Auf dem Weg zurück vor dem Wind fällt die starke Pfeilung der Salinge auf: Wirklich weit lässt sich das Groß daher leider nicht öffnen. Somit: Die Duetta 86 ist vor allem ein Fahrtenschiff, das mit seinem tiefen Cockpit und seinen bequemen Sitzduchten einen geborgenen und angenehmen Ort bietet, von dem aus es gefahren wird. Das gefällt.
Im Testboot nagelt ein 2GM20 von Yanmar vor sich hin. Der wird als sehr robust beschrieben, alternativ wurden auch Farymann-Motoren verbaut. Wie immer gilt: 40 Jahre alte, einkreisgekühlte Motoren haben den Großteil ihres Lebens schon hinter sich.

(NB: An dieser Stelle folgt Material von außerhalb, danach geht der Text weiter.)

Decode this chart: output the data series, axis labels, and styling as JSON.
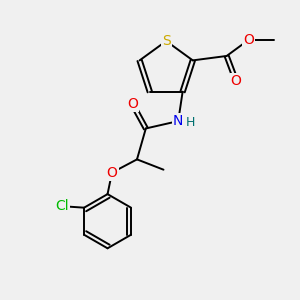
{
  "bg_color": "#f0f0f0",
  "atom_colors": {
    "S": "#ccaa00",
    "N": "#0000ee",
    "O": "#ee0000",
    "Cl": "#00bb00",
    "H": "#007070",
    "C": "#000000"
  },
  "bond_color": "#000000",
  "lw": 1.4,
  "fs": 9.5
}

Ein bereits erneuerter Antrieb ist mithin ein dicker Pluspunkt für die Suche nach einer Duetta.
Unter Deck zeigt sich das Testschiff recht frisch, die Holzoberflächen sind noch intakt. Eine sehr gemütliche Sitzgruppe bietet der Salon, hier passen locker vier Personen um den großen, drehbaren Tisch. Senkt man den ab, so entsteht dort eine Liegewiese von 2,06 Metern Länge, die achtern 2,03 und vorne noch 1,48 Meter breit ist. Hier lässt es sich sehr kommod nächtigen. Weniger geräumig geht es im WC-Raum zu. Die Türe muss offen sein, wenn man sich wieder ankleiden möchte.
Die Pantry kann mit einer Ablage abgedeckt werden und dient als Navitisch. Sie ist als Ganzes halbkardanisch aufgehängt. Wenn der Kocher mal nicht mehr funktioniert, gibt es hierfür jedoch keinen Ersatz mehr, dann müssen sich Eigner etwas einfallen lassen.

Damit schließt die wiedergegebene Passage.